Lorentz transformation of a scalar field

1. Aug 5, 2015

soviet1100

Hello,

I'm reading Tong's lecture notes on QFT and I'm stuck on the following problem, found on p.11-12.

A scalar field $\phi$, under a Lorentz transformation, $x \to \Lambda x$, transforms as

$\phi(x) \to \phi'(x) = \phi(\Lambda^{-1} x)$

and the derivative of the scalar field transforms as a vector, meaning

$(\partial_\mu \phi)(x) \to (\Lambda^{-1})^\nu{}_\mu (\partial_\nu \phi) (y).$

where $y = \Lambda^{-1}x$

Could someone please explain the steps above? If the transformation is an active one, meaning that the field itself is rotated, then how does $x \to \Lambda x$ make sense. I don't get how he got the transformation property of the derivative either.

2. Aug 5, 2015

Avodyne

A (classical) scalar field assigns a number $\Phi(P)$ to each spacetime point $P$. (I'll generalize to quantum fields at the end; it's easier to think about numbers for now.) Suppose that Alice uses coordinates $x$ to label a particular spacetime point $P$, and that Bob uses coordinates $x'$ to label the same spacetime point, and that their coordinates are related by a Lorentz transformation: $x'{}^\mu=\Lambda^\mu{}_\nu x^\nu$. Alice then uses a function $\phi$ of her coordinates for the field, with the property that $\phi(x)=\Phi(P)$ when $x$ is Alice's label for $P$. Bob uses a different function $\phi'$ of his coordinates for the field, with the property that $\phi'(x')=\Phi(P)$ when $x'$ is Bob's label for $P$. From this we have $\phi'(x')=\phi(x)$. Since $x'=\Lambda x$, we also have $x=\Lambda^{-1}x'$. Substituting for $x$ in $\phi'(x')=\phi(x)$, we get $\phi'(x')=\phi(\Lambda^{-1}x')$. We now change the dummy label $x'$ to $x$, and we get $\phi'(x)=\phi(\Lambda^{-1}x)$, which is Tong's first formula.
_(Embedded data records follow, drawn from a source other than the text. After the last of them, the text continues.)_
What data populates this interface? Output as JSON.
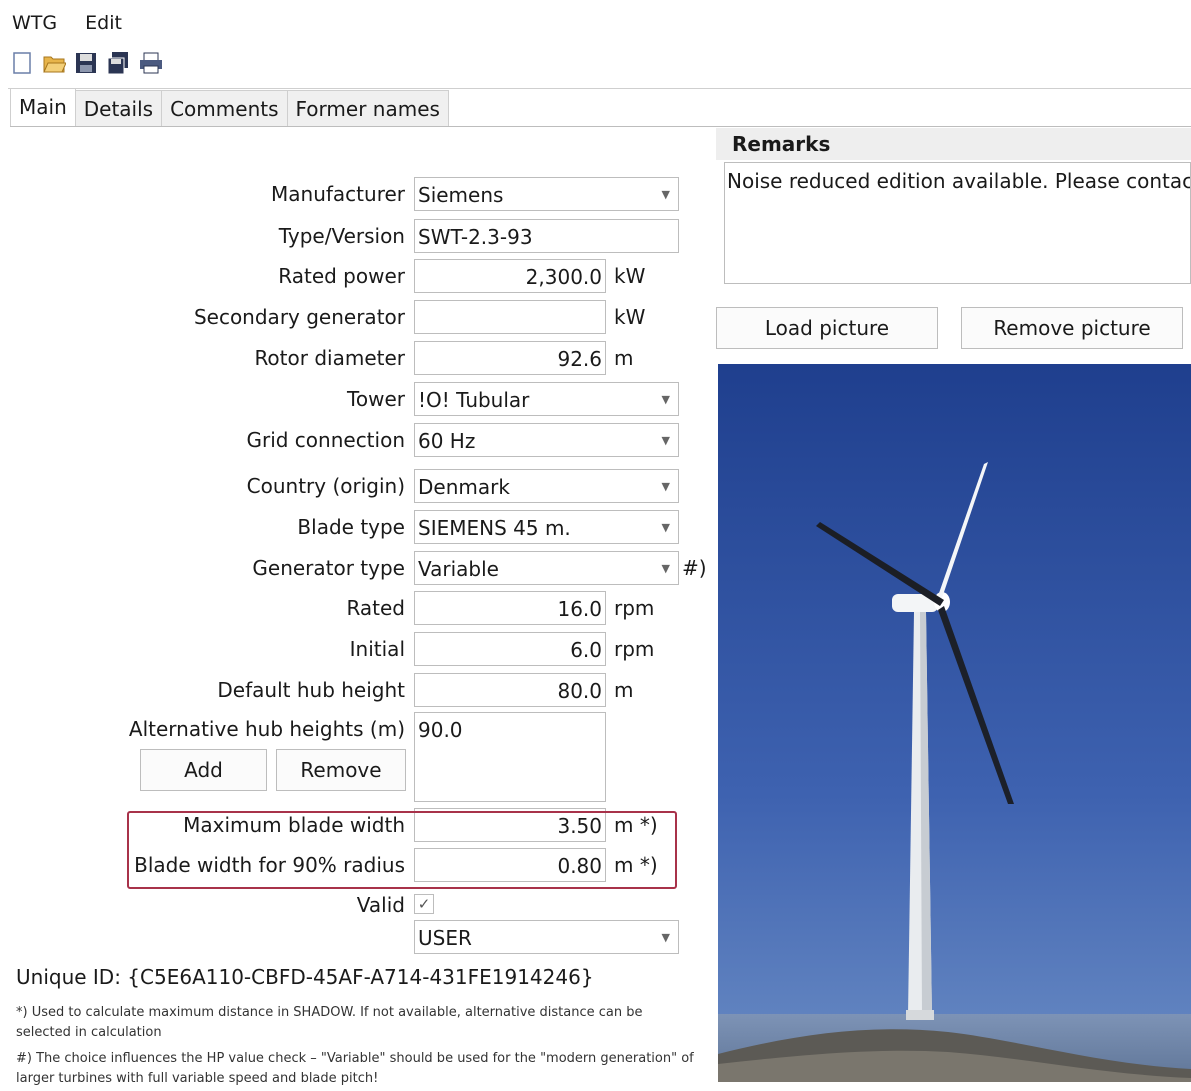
{
  "menu": {
    "items": [
      "WTG",
      "Edit"
    ]
  },
  "toolbar": {
    "icons": [
      "new-icon",
      "open-folder-icon",
      "save-icon",
      "save-as-icon",
      "print-icon"
    ]
  },
  "tabs": [
    "Main",
    "Details",
    "Comments",
    "Former names"
  ],
  "form": {
    "manufacturer": {
      "label": "Manufacturer",
      "value": "Siemens"
    },
    "type_version": {
      "label": "Type/Version",
      "value": "SWT-2.3-93"
    },
    "rated_power": {
      "label": "Rated power",
      "value": "2,300.0",
      "unit": "kW"
    },
    "secondary_generator": {
      "label": "Secondary generator",
      "value": "",
      "unit": "kW"
    },
    "rotor_diameter": {
      "label": "Rotor diameter",
      "value": "92.6",
      "unit": "m"
    },
    "tower": {
      "label": "Tower",
      "value": "!O! Tubular"
    },
    "grid_connection": {
      "label": "Grid connection",
      "value": "60 Hz"
    },
    "country": {
      "label": "Country (origin)",
      "value": "Denmark"
    },
    "blade_type": {
      "label": "Blade type",
      "value": "SIEMENS 45 m."
    },
    "generator_type": {
      "label": "Generator type",
      "value": "Variable",
      "suffix": "#)"
    },
    "rated": {
      "label": "Rated",
      "value": "16.0",
      "unit": "rpm"
    },
    "initial": {
      "label": "Initial",
      "value": "6.0",
      "unit": "rpm"
    },
    "default_hub_height": {
      "label": "Default hub height",
      "value": "80.0",
      "unit": "m"
    },
    "alt_hub_heights": {
      "label": "Alternative hub heights (m)",
      "value": "90.0"
    },
    "add_label": "Add",
    "remove_label": "Remove",
    "max_blade_width": {
      "label": "Maximum blade width",
      "value": "3.50",
      "unit": "m *)"
    },
    "blade_width_90": {
      "label": "Blade width for 90% radius",
      "value": "0.80",
      "unit": "m *)"
    },
    "valid": {
      "label": "Valid",
      "checked": true
    },
    "user_combo": {
      "value": "USER"
    }
  },
  "unique_id": "Unique ID: {C5E6A110-CBFD-45AF-A714-431FE1914246}",
  "notes": {
    "star": "*) Used to calculate maximum distance in SHADOW. If not available, alternative distance can be selected in calculation",
    "hash": "#) The choice influences the HP value check – \"Variable\" should be used for the \"modern generation\" of larger turbines with full variable speed and blade pitch!"
  },
  "remarks": {
    "title": "Remarks",
    "text": "Noise reduced edition available. Please contact"
  },
  "picture_buttons": {
    "load": "Load picture",
    "remove": "Remove picture"
  },
  "picture": {
    "subject": "wind-turbine-photo",
    "sky_color": "#2a4fa3",
    "sea_color": "#6e86a8"
  }
}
Tong's second formula then follows from the chain rule for derivatives. Let $\partial_\mu$ denote a derivative with respect to $x^\mu$, and $\bar\partial_\nu$ denote a derivative with respect to $y^\nu=(\Lambda^{-1})^\nu{}_\rho x^\rho$. We want to compute $\partial_\mu\phi'(x)$. Using $\phi'(x)=\phi(y)$ and the chain rule, we have $\partial_\mu\phi'(x)=\partial_\mu\phi(y)=\bar\partial_\nu\phi(y)\partial_\mu y^\nu$. Then we have $\partial_\mu y^\nu = \partial_\mu[(\Lambda^{-1})^\nu{}_\rho x^\rho] = (\Lambda^{-1})^\nu{}_\rho \partial_\mu x^\rho = (\Lambda^{-1})^\nu{}_\rho \delta_\mu{}^\rho = (\Lambda^{-1})^\nu{}_\mu$. Hence we get $\partial_\mu\phi'(x)=(\Lambda^{-1})^\nu{}_\mu\bar\partial_\nu\phi(y)$, which is Tong's second formula.

Note that it is a property of the Lorentz transformation matrices that $(\Lambda^{-1})^\nu{}_\mu=\Lambda_\mu{}^\nu$, so we can also write the second formula as $\partial_\mu\phi'(x)=\Lambda_\mu{}^\nu\bar\partial_\nu\phi(y)$, which looks nicer to me.

In QFT, $\Phi(P)$ is an operator instead of a number, but the key formula $\phi'(x')=\phi(x)=\Phi(P)$ still holds, so all of the above goes through.

Last edited: Aug 5, 2015
3. Aug 6, 2015

soviet1100

Ah, I see it now. Thanks a lot for the help.